Not all comorbidities may have appeared in patient documents in referrals, and depressive symptoms were not measured. This issue is particularly relevant for GAD, as its annual comorbidity with major depression is around 41% [4]. One effectiveness study also indicated that depressive symptoms could decrease treatment effectiveness [26]. The lack of depression measurement does not weaken the study’s results but highlights the question of whether every one of our patients received optimal treatment.

We could not, retrospectively, reliably identify the therapist behind each message sent to the patient. We know that due to vacation periods, illness, or leaving HUS, not all messages sent to a patient may have come from the same therapist. This prevented us from analyzing the effect of the individual therapist, their profession, or other relevant training.

Only 23% (111/485) of completers were reached for the 3-month follow-up. Such high attrition limits our conclusions regarding long-term effectiveness. However, we did not include follow-up data in the linear mixed model analyses, and these limited data do not compromise the main results.

Thus far, therapist-supported iCBT for GAD has not been compared with other active treatment forms or no treatment in routine care, making comparisons with active controls, coupled with health economic analyses, essential. Not all patients benefit from iCBT for GAD. Both transdiagnostic programs and tailoring content to individual needs have displayed promising results [15,64], although for anxiety, unguided transdiagnostic iCBTs may be less or no more efficacious than diagnosis-specific ones [19,35]. Tailored transdiagnostic treatments seem likely to be a significant trend in iCBT, but evidence for their added value still needs to be confirmed.

Adherence to iCBT for GAD seems to be lower in primary care than in RCT trials. Evidence is emerging for adapted therapist support for patients at risk for dropout [65,66] and for an optimal therapist-contact schedule for iCBT in cases of depression and insomnia [67,68]. Machine learning applications could accelerate the identification of patients at risk for dropout and accelerate proactive support. However, this venue of research is still in its infancy.

iCBT programs often retain a considerable number of text-based answers and messages. Text mining approaches could offer an exciting avenue for exploring qualitative phenomena. Such analyses could be beneficial for both theoretical research and the practical application of iCBT.

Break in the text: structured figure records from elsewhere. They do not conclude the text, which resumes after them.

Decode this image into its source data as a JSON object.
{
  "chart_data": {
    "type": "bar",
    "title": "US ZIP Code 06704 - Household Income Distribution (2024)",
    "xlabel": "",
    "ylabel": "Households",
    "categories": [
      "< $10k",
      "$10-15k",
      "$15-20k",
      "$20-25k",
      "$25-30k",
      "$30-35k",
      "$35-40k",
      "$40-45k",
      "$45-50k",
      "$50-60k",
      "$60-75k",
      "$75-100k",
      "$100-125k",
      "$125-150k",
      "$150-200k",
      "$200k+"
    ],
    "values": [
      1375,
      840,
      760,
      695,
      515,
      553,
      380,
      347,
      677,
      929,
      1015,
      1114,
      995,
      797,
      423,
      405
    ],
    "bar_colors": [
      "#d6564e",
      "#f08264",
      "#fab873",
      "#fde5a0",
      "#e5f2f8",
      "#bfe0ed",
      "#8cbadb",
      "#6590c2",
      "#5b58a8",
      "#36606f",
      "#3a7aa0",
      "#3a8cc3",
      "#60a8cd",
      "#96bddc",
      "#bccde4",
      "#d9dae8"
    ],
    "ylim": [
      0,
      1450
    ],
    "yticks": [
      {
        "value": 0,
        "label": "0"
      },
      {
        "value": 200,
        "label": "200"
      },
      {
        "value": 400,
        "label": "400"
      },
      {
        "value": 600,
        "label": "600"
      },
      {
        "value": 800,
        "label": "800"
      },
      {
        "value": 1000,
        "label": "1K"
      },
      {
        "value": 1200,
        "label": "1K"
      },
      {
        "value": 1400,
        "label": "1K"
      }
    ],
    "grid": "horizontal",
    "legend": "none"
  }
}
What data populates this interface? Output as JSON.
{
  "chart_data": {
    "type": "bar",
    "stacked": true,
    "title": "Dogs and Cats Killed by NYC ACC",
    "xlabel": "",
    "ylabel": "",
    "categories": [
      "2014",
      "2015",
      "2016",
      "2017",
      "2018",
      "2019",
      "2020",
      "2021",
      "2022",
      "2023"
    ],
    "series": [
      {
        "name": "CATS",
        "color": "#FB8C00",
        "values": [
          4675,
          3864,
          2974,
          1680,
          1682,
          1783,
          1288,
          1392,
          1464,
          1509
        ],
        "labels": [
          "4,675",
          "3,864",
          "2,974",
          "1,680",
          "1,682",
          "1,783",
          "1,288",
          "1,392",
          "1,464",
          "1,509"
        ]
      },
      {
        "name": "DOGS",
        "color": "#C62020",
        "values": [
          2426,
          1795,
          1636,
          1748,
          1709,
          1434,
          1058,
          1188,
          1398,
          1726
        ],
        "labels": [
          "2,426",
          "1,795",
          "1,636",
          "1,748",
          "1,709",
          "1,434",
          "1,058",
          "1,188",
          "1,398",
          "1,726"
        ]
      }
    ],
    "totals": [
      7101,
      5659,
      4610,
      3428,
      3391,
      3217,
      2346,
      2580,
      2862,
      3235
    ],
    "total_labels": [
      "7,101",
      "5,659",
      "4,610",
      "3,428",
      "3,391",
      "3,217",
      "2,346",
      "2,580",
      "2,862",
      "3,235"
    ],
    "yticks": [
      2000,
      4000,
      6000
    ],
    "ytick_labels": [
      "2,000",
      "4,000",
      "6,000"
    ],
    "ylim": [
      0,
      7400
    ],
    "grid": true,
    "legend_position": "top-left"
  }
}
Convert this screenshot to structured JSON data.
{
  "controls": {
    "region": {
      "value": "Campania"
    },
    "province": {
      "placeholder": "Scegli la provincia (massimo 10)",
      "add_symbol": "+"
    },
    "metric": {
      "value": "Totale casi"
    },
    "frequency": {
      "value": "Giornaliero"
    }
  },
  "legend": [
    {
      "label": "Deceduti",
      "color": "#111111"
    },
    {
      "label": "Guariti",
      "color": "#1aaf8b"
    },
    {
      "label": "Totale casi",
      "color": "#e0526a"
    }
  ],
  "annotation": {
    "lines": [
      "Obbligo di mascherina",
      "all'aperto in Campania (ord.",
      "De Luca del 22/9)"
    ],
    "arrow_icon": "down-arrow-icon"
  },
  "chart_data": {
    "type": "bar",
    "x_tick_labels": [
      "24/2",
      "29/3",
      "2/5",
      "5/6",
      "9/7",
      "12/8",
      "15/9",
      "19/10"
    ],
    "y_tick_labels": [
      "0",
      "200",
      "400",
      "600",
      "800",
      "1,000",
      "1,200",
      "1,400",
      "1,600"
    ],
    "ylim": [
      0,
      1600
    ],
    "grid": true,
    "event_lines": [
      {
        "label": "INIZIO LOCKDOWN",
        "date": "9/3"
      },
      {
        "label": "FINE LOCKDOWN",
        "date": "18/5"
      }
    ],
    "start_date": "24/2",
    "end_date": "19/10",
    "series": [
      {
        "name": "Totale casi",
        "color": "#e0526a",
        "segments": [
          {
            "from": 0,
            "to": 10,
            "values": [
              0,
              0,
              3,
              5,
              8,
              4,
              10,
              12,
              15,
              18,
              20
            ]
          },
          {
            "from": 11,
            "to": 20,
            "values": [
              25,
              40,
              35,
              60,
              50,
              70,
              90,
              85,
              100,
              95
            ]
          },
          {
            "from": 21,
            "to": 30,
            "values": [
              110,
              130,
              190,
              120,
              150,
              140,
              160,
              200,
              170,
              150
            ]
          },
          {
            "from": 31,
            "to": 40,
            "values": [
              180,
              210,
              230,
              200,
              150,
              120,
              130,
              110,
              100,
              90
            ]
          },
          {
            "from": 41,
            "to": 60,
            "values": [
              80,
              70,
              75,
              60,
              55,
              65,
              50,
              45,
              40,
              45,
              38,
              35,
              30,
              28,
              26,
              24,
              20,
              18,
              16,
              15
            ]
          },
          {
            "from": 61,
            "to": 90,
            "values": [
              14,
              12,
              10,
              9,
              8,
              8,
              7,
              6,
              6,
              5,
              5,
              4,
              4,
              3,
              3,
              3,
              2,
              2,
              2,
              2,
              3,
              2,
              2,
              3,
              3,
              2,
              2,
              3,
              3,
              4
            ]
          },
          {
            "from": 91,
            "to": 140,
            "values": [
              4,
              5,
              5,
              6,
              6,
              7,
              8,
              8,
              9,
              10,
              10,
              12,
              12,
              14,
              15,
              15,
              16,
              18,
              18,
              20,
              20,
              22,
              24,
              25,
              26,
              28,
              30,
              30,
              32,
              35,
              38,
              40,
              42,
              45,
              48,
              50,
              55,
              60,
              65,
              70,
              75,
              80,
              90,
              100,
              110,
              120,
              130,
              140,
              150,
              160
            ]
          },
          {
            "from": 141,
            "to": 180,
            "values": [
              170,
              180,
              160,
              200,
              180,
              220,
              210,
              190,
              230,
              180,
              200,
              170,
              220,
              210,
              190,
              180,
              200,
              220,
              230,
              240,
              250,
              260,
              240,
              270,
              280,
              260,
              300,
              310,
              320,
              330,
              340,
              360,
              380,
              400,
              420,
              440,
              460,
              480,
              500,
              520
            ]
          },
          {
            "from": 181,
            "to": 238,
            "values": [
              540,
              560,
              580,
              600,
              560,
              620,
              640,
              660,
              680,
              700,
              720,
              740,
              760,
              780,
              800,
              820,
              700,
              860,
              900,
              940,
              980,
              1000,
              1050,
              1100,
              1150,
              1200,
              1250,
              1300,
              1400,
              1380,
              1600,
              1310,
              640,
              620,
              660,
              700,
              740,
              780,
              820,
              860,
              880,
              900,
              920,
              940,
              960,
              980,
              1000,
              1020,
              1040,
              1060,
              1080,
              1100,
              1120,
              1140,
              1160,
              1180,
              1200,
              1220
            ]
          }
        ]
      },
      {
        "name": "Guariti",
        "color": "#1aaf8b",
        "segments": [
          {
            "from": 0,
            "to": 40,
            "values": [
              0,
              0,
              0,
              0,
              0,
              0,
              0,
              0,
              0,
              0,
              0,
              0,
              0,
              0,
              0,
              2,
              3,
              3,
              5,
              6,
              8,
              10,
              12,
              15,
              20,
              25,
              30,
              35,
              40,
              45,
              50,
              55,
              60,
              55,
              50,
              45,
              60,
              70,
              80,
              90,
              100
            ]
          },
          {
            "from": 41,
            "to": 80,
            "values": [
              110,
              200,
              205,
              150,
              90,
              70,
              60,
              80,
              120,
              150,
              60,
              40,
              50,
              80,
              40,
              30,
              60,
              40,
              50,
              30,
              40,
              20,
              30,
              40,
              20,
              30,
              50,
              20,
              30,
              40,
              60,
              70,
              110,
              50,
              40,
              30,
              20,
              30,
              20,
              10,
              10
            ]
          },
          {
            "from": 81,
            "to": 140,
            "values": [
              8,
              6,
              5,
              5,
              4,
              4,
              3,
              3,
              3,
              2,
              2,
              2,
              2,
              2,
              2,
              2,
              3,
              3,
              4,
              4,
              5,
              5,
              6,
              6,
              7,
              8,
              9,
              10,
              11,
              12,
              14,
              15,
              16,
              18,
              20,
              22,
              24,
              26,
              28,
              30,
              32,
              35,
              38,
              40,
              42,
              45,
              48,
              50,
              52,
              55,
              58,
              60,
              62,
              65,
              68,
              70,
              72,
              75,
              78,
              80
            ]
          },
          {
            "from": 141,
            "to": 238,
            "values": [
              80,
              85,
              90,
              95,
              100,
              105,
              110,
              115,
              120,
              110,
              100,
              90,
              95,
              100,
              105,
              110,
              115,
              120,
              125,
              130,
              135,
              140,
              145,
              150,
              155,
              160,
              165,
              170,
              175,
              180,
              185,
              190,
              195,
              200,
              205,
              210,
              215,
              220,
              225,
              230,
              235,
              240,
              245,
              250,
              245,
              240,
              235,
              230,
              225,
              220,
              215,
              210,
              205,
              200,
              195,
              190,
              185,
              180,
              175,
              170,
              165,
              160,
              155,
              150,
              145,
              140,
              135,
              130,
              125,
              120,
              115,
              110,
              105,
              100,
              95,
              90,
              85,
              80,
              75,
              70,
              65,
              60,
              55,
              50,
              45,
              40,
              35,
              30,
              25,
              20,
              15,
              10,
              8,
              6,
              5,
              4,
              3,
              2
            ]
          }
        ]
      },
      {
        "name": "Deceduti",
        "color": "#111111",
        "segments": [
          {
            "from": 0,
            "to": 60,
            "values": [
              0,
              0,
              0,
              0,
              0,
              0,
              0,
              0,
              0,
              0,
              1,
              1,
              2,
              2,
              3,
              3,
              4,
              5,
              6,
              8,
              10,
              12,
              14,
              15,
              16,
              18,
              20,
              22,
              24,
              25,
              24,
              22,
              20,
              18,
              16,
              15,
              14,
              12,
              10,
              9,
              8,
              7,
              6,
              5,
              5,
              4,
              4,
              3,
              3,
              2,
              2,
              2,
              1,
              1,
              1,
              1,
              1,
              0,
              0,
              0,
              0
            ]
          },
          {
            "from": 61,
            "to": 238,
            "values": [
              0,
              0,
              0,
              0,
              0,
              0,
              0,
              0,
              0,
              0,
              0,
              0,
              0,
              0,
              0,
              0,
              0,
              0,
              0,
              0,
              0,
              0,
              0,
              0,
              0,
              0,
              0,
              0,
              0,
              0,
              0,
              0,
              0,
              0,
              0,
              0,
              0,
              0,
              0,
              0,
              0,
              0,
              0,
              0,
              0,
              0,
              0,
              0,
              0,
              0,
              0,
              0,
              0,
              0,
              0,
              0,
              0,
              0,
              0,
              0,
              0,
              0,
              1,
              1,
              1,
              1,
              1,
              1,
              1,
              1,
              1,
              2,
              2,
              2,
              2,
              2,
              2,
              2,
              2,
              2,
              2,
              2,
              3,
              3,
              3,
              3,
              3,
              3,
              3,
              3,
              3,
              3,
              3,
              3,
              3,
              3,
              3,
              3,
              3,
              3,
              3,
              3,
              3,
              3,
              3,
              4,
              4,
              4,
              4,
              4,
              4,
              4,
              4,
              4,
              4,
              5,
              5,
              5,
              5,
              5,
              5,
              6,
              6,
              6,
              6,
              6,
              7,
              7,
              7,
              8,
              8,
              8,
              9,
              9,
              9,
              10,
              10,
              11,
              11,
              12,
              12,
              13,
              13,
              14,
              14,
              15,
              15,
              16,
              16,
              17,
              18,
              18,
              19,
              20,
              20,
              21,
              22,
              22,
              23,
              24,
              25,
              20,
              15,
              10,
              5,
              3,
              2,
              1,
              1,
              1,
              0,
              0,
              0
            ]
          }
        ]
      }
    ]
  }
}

The optimal time schedules for or the number of sessions in iCBT for GAD remain unclear. Further comparison studies should seek to establish more suitable, effective, and economic combinations. Age and other demographic variables may also influence the outcomes of iCBT for GAD. To provide equally effective care for everyone, future studies should investigate how to overcome hurdles presented by demographic variables.

PSWQ and OASIS were not used in other routine care studies. They represent both diagnosis-specific and transdiagnostic processes related to GAD and anxiety in general. OASIS, a short self-rating scale, opens up a venue for further comparative research between iCBT for various psychiatric disorders. As PSWQ measures pathological worry, a theoretically important GAD feature, an in-depth psychometric examination of PSWQ may reveal important information on moderators and mediators of effectiveness.

Since the collection of our data, HUS-iCBT for GAD has adopted a novel technical platform, a predetermined maximum completion time (20 weeks), pretreatment phone calls, and weekly therapist support. These changes may have practical implications that will enable further studies.

This nationwide, free-of-charge, therapist-supported HUS-iCBT for GAD with no predetermined maximum completion time was effective at improving symptoms and reducing worry and functional impairment in routine care. Overall, this therapy appears to be safer than no treatment and is at least as effective as other therapist-supported iCBTs for GAD. The observed gains at the 3-month follow-up should be confirmed in future studies. Future research needs to establish comparative effectiveness against other treatments and to optimize the benefit of iCBT for GAD in a variety of patient groups and individual patients.